A Quantum Monte Carlo Method at Fixed Energy

TL;DR

This paper introduces a novel Quantum Monte Carlo method that fixes the ground state energy as a parameter, enabling the study of zero temperature quantum systems without referencing transition times.

Contribution

It develops a fixed-energy Quantum Monte Carlo approach that allows direct computation of ground state properties by fixing energy rather than the usual parameters.

Findings

Successfully determines ground state properties at fixed energy.

Provides a new perspective on quantum Monte Carlo simulations.

Enables analysis of Hamiltonians with fixed ground state energy.

Abstract

In this paper we explore new ways to study the zero temperature limit of quantum statistical mechanics using Quantum Monte Carlo simulations. We develop a Quantum Monte Carlo method in which one fixes the ground state energy as a parameter.
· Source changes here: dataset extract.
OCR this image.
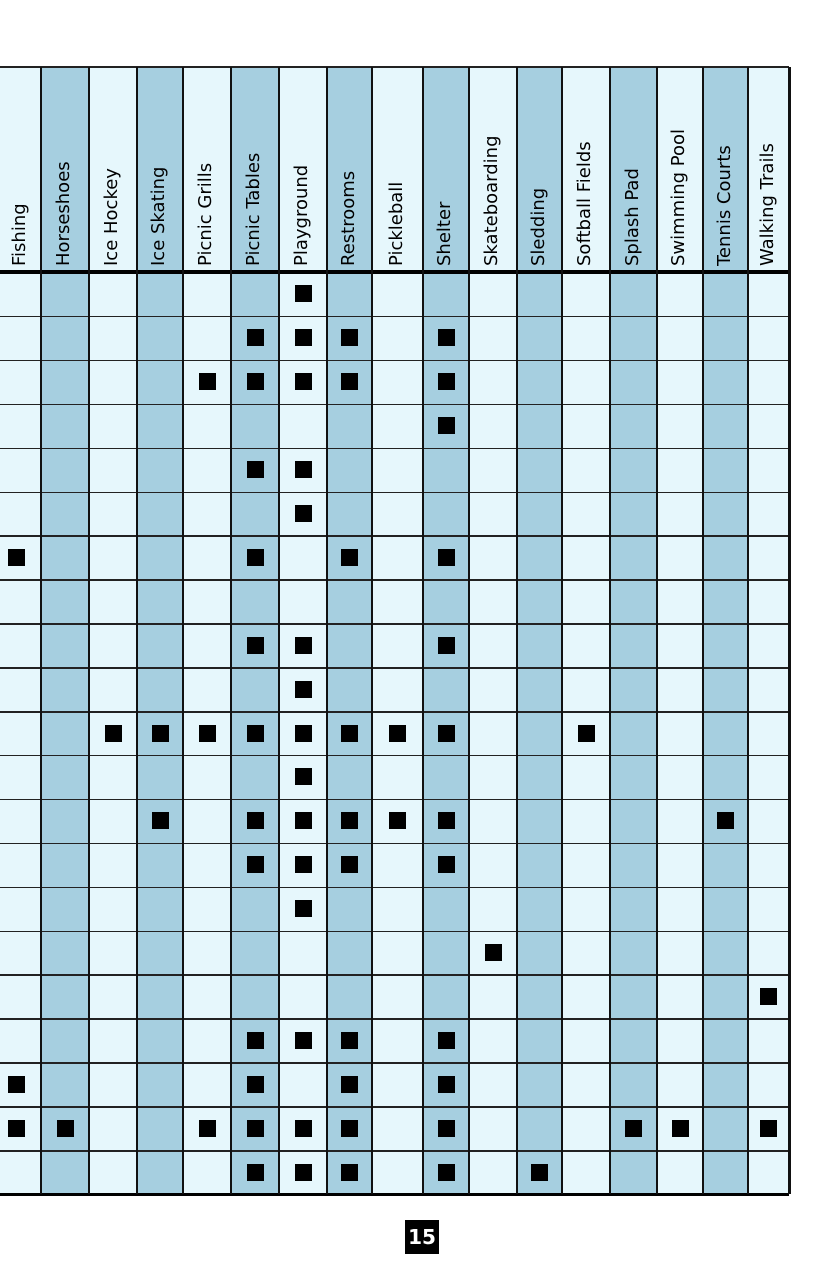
Fishing Horseshoes Ice Hockey Ice Skating Picnic Grills Picnic Tables Playground Restrooms Pickleball Shelter Skateboarding Sledding Softball Fields Splash Pad Swimming Pool Tennis Courts Walking Trails
15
The Hamiltonians we consider are of the form $H=H_{0}+\lambda V$ with ground state energy E. For fixed $H_{0}$ and V, one can view E as a function of $\lambda$ whereas we view $\lambda$ as a function of E. We fix E and define a path integral Quantum Monte Carlo method in which a path makes no reference to the times (discrete or continuous) at which transitions occur between states. For fixed E we can determine $\lambda(E)$ and other ground state properties of H.